The present invention thereby has the following advantages:

• • 1. After drawing air to make a vacuum of a conventional upright thermal tower, a plate is welded to the bottom of the thermal tower to increase the contact area of the thermal tower with a heat generating body to increase the effect of heat sinking; however, the speed of heat sinking of it is far smaller than that of the combined structure of a vacuum thermal chamber and a vacuum thermal tower of the present invention having the interior spaces of them mutually communicated, thereby, the present invention has higher efficiency of heat sinking.
  • 2. The interior spaces of the vacuum thermal chamber and the vacuum thermal tower of the present invention are mutually communicated, so that the vacuum sealed-opening of the present invention can be provided on the upper end of the vacuum thermal tower, or on a side of the vacuum thermal chamber, thus the present invention is more convenient in operation.

In conclusion, the present invention can surely get its expected object to provide a vacuum heat-sinking device. The embodiments given are only for illustrating the present invention, and not for giving any limitation to the scope of the present invention. It will be apparent to those skilled in this art that various modifications or changes without departing from the spirit of this invention shall also fall within the scope of the appended claims. Having now particularly described and ascertained the nature of the present invention having its industrial value, we declare that what we claim are:

Claims

1. A combined structure of a thermal chamber and a thermal tower, said structure comprises:

a hollow vacuum thermal chamber forming a base, of which an upper surface is provided at least with an opening; and

at least a vacuum thermal tower combined with said opening of said vacuum thermal chamber, the inner spaces of said thermal chamber and said thermal tower are communicated with each other;

thereby, heat is conducted and scattered through said thermal chamber and said thermal tower.

2. The combined structure of a thermal chamber and a thermal tower as in claim 1, wherein:

said vacuum thermal tower has on an upper end thereof a vacuum sealed-opening.

3. The combined structure of a thermal chamber and a thermal tower as in claim 1, wherein:

a vacuum sealed-opening is provided on a side of said vacuum thermal chamber.

4. The combined structure of a thermal chamber and a thermal tower as in claim 1, wherein:

the bottom of said vacuum thermal chamber is connected with a heat generating body in use.

5. The combined structure of a thermal chamber and a thermal tower as in claim 1, wherein:

said vacuum thermal tower is upright and is provided at the periphery thereof with a plurality of heat sinking fins to increase heat sinking function.

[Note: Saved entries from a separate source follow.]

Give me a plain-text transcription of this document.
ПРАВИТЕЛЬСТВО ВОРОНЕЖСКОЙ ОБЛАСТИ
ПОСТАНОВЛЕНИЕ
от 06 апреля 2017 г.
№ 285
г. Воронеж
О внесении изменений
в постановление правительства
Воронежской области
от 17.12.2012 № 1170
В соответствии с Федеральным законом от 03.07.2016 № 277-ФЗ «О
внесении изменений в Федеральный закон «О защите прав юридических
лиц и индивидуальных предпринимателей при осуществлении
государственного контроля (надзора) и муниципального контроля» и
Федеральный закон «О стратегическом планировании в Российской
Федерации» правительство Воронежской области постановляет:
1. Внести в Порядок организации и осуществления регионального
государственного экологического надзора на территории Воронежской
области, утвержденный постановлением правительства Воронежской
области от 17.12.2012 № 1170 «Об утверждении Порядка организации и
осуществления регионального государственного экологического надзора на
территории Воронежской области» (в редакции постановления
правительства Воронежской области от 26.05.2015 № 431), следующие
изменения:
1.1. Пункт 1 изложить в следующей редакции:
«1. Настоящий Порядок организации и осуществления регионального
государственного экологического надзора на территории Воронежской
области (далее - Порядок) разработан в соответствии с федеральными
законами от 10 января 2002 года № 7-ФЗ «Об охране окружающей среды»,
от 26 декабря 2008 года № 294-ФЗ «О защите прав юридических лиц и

6. The combined structure of a thermal chamber and a thermal tower as in claim 1, wherein:

said vacuum thermal tower is a vacuum thermal tower or a vacuum thermal column having air therein drawn to make a vacuum.

7. The combined structure of a thermal chamber and a thermal tower as in claim 1, wherein:

said vacuum thermal tower is an inversed “U” shaped vacuum thermal tower.

8. The combined structure of a thermal chamber and a thermal tower as in claim 1, wherein:

said thermal tower includes a plurality of heat pipes all of a smaller diameter.

9. The combined structure of a thermal chamber and a thermal tower as in claim 8, wherein:

said heat pipes are embedded in a plurality of heat sinking fins with an opening provided centrally thereof.